Yes, I know that the All-Star break isn’t technically the middle of the schedule. Yes, I realize it’s been 14 years since I posted, and you probably thought I was dead. Yes, I am going to proceed with this post nonetheless.
The first half of the season hasn’t so much been up and down and up and down as it has been up and then down. Still, the Cardinals resume play Thursday with a four game lead in the Central, and they are nine games over .500. Not too shabby really.
If I find the time I’ll do a more thorough job by breaking down each aspect of the game (starters, bullpen, defense, etc.). However, right now it’s hard enough for me to find time to watch the game–forget writing about it. Again, the answer is yes, I am aware that there are no violins playing for me. I didn’t expect any anyway.
For now I choose to believe that the worst days of the 2006 St. Louis Cardinals are behind them. I’m not convinced that the best days will ever get here, but I’m not ready to write the season off by any means.
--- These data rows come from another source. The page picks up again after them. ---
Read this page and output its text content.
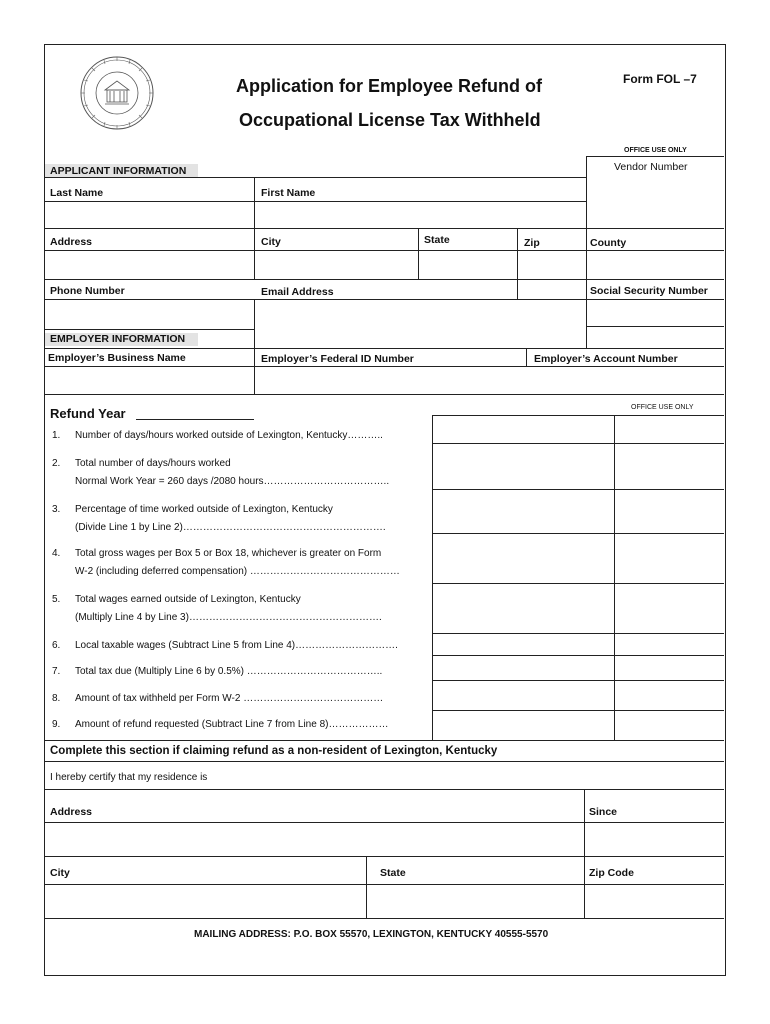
Application for Employee Refund of
Occupational License Tax Withheld
Form FOL –7
OFFICE USE ONLY
Vendor Number
APPLICANT INFORMATION
Last Name	First Name
Address	City	State	Zip	County
Phone Number	Email Address	Social Security Number
EMPLOYER INFORMATION
Employer’s Business Name	Employer’s Federal ID Number	Employer’s Account Number
Refund Year	OFFICE USE ONLY
1. Number of days/hours worked outside of Lexington, Kentucky………..
2. Total number of days/hours worked
Normal Work Year = 260 days /2080 hours………………………………..
3. Percentage of time worked outside of Lexington, Kentucky
(Divide Line 1 by Line 2)…………………………………………………….
4. Total gross wages per Box 5 or Box 18, whichever is greater on Form
W-2 (including deferred compensation) ………………………………………
5. Total wages earned outside of Lexington, Kentucky
(Multiply Line 4 by Line 3)………………………………………………….
6. Local taxable wages (Subtract Line 5 from Line 4)………………………….
7. Total tax due (Multiply Line 6 by 0.5%) …………………………………..
8. Amount of tax withheld per Form W-2 ……………………………………
9. Amount of refund requested (Subtract Line 7 from Line 8)………………
Complete this section if claiming refund as a non-resident of Lexington, Kentucky
I hereby certify that my residence is
Address	Since
City	State	Zip Code
MAILING ADDRESS: P.O. BOX 55570, LEXINGTON, KENTUCKY 40555-5570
Honestly, the starting staff could do anything this half and completely fail to surprise me. I can believe the person who tells me they are going to be horrible as easy as I can believe the person who thinks they’re ready to get back to their old, reliable ways. I will say that, no matter what Jeff Weaver ends up contributing, I’m not sorry to see Sidney Ponson go. It’s not that he was horrible, although he sometimes was, it’s just that he lied to me and to everyone else. He said he was ready to change, ready to dedicate himself to baseball and then he proceeded to take his opportunity for granted, get fat, and pitch horrible enough to lose his spot in the rotation. His two good starts mean little to me in the big picture because his job and career were on the line, and that seems to be the only time he is capable of pitching well. I hate that–really hate that. Weaver has a great opportunity to be successful. He was apparently already starting to pitcher better in Anaheim and, let’s face it, we gave up nothing for him. I wish the guy we traded luck, but his career ceiling isn’t as valuable as a Jeff Weaver pitching good to great.
I still think the Cards need a bat, and Walt Jocketty does, too. The problem is finding someone available. (Some nights I dream of Alfonso Soriano without ceasing, from the moment my head hits the pillow until my alarm clock sounds. Then I wake up and realize it was all just a dream–an impossible dream…) Everyone’s saying it, but Jim Edmonds’ bat will be a strong enough pick up (meaning he is able to consistently hit well for the rest of the season) for St. Louis to win the Central. But for the Cardinals to win the World Series, they will have to have another legitimate, every day bat in the lineup. LaRussa mix-and-match is successful in the regular season because of his genius, but it doesn’t win championships–especially when a lineup requires as much mix-and-match as his currently does.
A more obvious statement has probably never been typed, but…if the Cardinals want to be around when the season ends they need to play better. They have to play better. Period. Jocketty, LaRussa, and team management can do all they want, but the men on the roster are going to have to start playing better baseball–St. Louis Cardinal baseball! When the team began their downward spiral against the Chicago White Sox and Detroit Tigers, I wasn’t concerned. The starting pitching was horrible (with the exception of Anthony Reyes), but the starting pitching was clearly the problem. I figured they could and would remedy the situation before many more games had passed. Even the best staffs had slumps, right?
Right. And then the entire team starting playing sub par. One night the bullpen was awful. The next night it was the defense that lost the game. After that it would be the offense’s fault and after that it was a starter who imploded. This is when I started to lose my cool and say things like, “I don’t understand, last night the bullpen was fine and two nights ago they could hit the ball. Tonight they can’t do either.” And then the next day they would score 12 runs and lose because Jason Marquis had a negative bi-polar pitching performance.
Sure, they won their last three games against Houston before the break, but this is still not a team firing on all their proverbial cylinders. For the first time in a while, though, they looked liked they had a chance to get there. I hope this is the case.
I’d like to watch some Cardinal Baseball.